The stock of forced loans at Rupali Bank climbed to $1.87 billion by the end of December 2025, reflecting a sustained rise over recent years and prompting concern over the bank’s financial condition, according to findings from the Bangladesh Bank.
Central bank data shows that forced loans increased by 91.59% compared with 2021, when the amount stood at $976 million. The upward trajectory continued through subsequent years, reaching $1.23 billion in 2023 and $1.49 billion in 2024 before rising further in 2025.
| Year | Amount (USD) |
|---|---|
| 2021 | $976 million |
| 2023 | $1.23 billion |
| 2024 | $1.49 billion |
| 2025 | $1.87 billion |
Forced loans arise when importers fail to settle obligations under letters of credit within the agreed timeframe. In such instances, the bank settles the payment with the foreign supplier and records the amount as a loan to the importer. Officials indicate that the increase in such loans reflects repeated failures by clients to meet payment deadlines, which in turn affects liquidity and weakens the quality of assets.
Economists consider a rise in forced loans to be a significant warning sign, as it indicates repayment difficulties among borrowers and increases the probability of these exposures becoming non-performing. Dr Md Ezazul Islam, Director General of the Bangladesh Institute of Bank Management, stated that the trend demonstrates underlying financial fragility. He noted that when forced loans approach $2 billion, it implies that the bank has already met substantial external obligations without corresponding recovery. He also stressed that stronger governance is required to prevent misuse and reduce risk.
According to a senior official at Rupali Bank, a large portion of these loans is associated with the garment sector, where payments linked to import financing have not been settled on time.
The inspection further identified weaknesses in foreign exchange operations. The bank reportedly disbursed $2.20 billion to overseas entities against import bills but failed to produce bills of entry confirming the arrival of goods. A significant volume of such documentation remains outstanding, raising concerns over potential irregularities and unverified outflows.
In March, Bangladesh Bank declined an application by the lender to open a new authorised dealer branch in Rajarbagh, citing deficiencies in risk management. The decision followed a broader assessment of the bank’s foreign trade activities, which have shown a consistent decline.
| Indicator | 2021 | 2025 |
|---|---|---|
| Imports | $3.17 billion | $836 million |
| Exports | $386 million | $213 million |
| Remittances | $708 million | $293 million |
The central bank reported that all major indicators linked to foreign exchange transactions have weakened over the period.
An inspection covering five authorised dealer branches identified 46 serious irregularities, including concealment of liabilities, extension of new facilities to defaulting clients, and the creation of forced loans without appropriate approval. The bank was rated “unsatisfactory” in internal control and compliance, credit risk management, and ICT security.

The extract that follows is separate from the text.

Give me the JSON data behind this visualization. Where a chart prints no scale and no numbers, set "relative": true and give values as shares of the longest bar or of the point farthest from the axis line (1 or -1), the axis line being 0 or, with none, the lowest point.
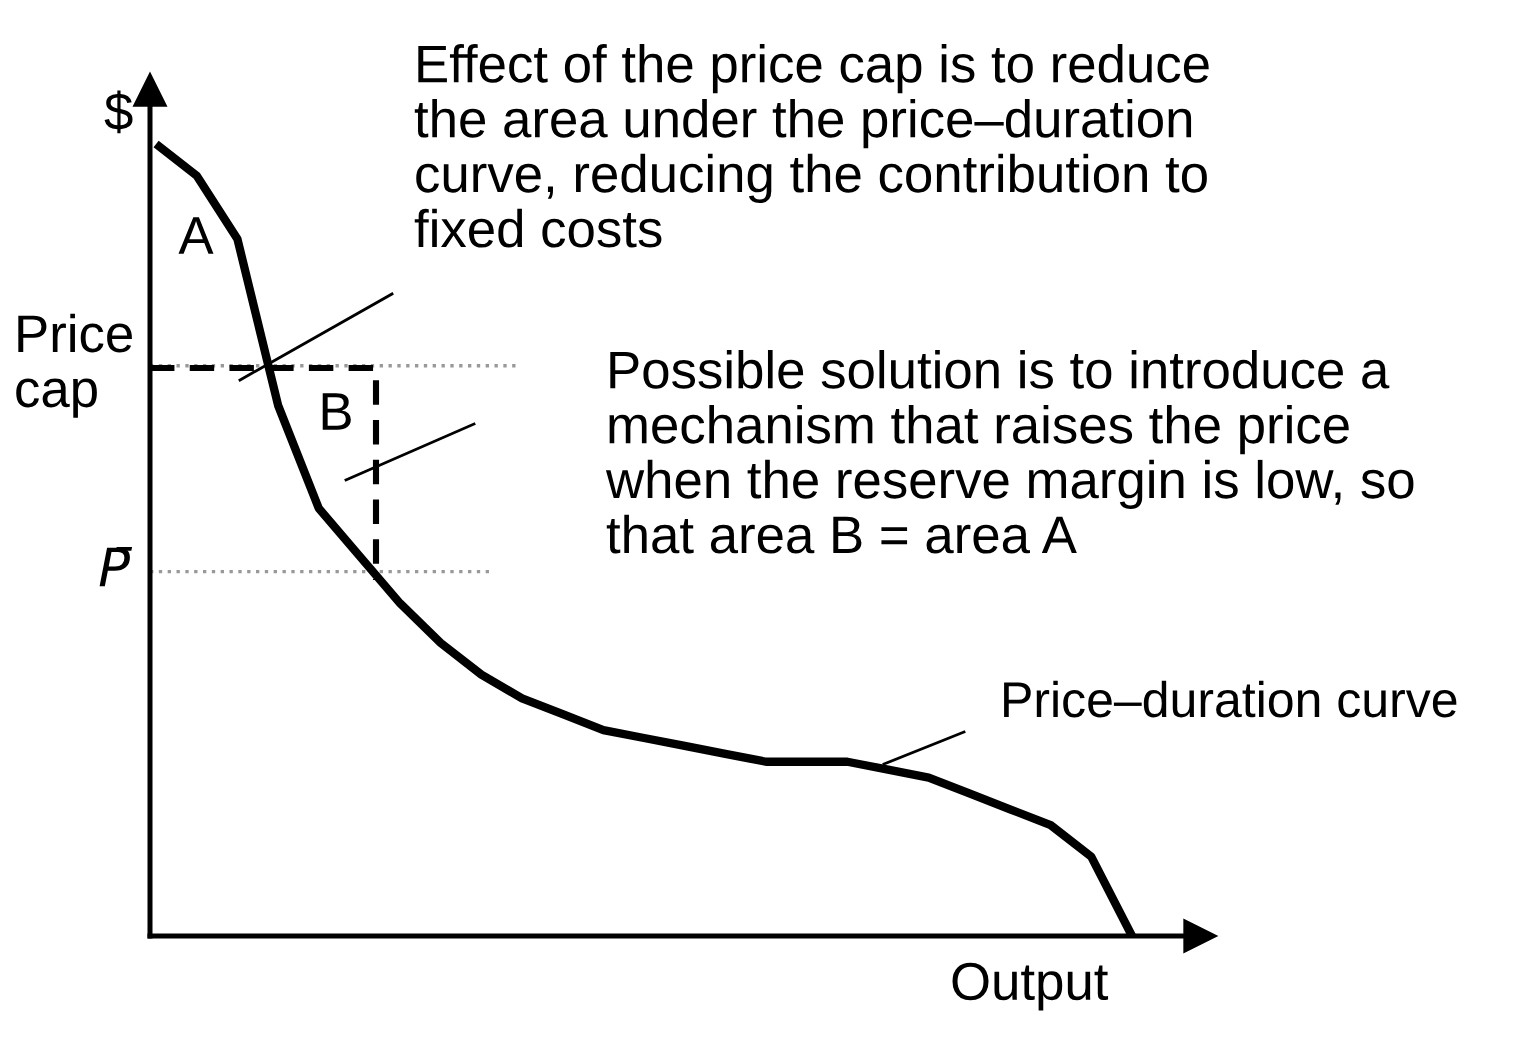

As of 31 December 2024, the bank’s non-performing loans stood at Tk21,358 crore, representing 41.60% of its total loan portfolio.
In response, a Rupali Bank general manager stated that approximately 95% of the outstanding bills of entry relate to imports by the Bangladesh Petroleum Corporation. Central bank officials attributed discrepancies partly to tariff valuation issues and confirmed that discussions involving the corporation and the National Board of Revenue are ongoing.
The bank also pointed to exchange rate fluctuations and disruptions following the Covid-19 period, including cancelled orders in the garment sector, as contributing factors behind delayed payments. It added that improvements in foreign exchange operations could help stabilise conditions.